Search code examples
xmlnhibernatexsdnhibernate-mappingfluent-nhibernate-mapping

NHibernate mapping from dtd or xsd or even xml document itself


I have searched and searched but couldn't find anything even remotely resembling an answer.

I have a DTD (xml-dtd) for an XML document type (my document type, nothing NHibernate-related) and I would like to store all documents of that given document type into a relational model. No, I don't want to store the XML file itself into the database as some sort of a varchar or XML field or whatnot, that defeats the purpose - I want instead to break it down into its elements and attributes and store THAT instead, as a proper relational model.

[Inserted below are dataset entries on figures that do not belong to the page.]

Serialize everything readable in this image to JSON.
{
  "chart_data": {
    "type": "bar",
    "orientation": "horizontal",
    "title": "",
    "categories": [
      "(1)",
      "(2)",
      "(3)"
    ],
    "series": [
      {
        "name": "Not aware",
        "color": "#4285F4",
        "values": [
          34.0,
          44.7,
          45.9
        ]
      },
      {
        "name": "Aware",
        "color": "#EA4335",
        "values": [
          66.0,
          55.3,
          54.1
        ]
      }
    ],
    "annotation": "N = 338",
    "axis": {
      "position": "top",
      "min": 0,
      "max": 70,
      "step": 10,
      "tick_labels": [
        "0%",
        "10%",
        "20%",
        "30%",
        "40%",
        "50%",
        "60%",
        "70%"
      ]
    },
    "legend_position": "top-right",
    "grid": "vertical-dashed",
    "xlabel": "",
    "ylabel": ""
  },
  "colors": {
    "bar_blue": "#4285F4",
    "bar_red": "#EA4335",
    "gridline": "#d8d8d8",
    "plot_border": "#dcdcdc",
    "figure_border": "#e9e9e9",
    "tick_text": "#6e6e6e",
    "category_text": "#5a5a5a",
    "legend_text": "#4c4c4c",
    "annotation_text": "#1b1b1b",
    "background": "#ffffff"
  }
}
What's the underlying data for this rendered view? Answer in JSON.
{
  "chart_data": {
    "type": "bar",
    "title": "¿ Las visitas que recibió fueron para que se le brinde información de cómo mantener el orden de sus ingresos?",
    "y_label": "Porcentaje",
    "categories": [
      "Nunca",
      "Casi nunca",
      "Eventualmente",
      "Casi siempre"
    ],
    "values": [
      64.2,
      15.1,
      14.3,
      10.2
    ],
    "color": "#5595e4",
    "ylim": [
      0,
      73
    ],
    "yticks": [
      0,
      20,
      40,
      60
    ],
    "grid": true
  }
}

And XML supports that.

I can, in visual studio 2015, create an XSD from the given DTD and then using that XSD create C# classes that reflect the given XSD (and by extension the original DTD). Documents parse and everything is OK.

Now the question is how to store those XML documents through NHibernate into an RDBMS without (lots of) hand-coding whereby all relations present as such? There has to be an easy way by using auto mapping features but there are some "limitations" of the original DTD (some IDREF stuff and such, relational stuff) that I would like to be "converted" into relations on the fly and have proper relations to other classes rather than storing "code" as value of type string.

So basically, I need an NHibernate && XML && DTD && XSD guru at the same time to shed some light on how this can easily be achieved. I was 100% certain that this kind of thing was "normal" with hibernate and nhibernate for the past 10-15 years at least (and I never tried, seems to be the first time I need to store XML documents in the database broken down to their constituent bits rather than as a whole).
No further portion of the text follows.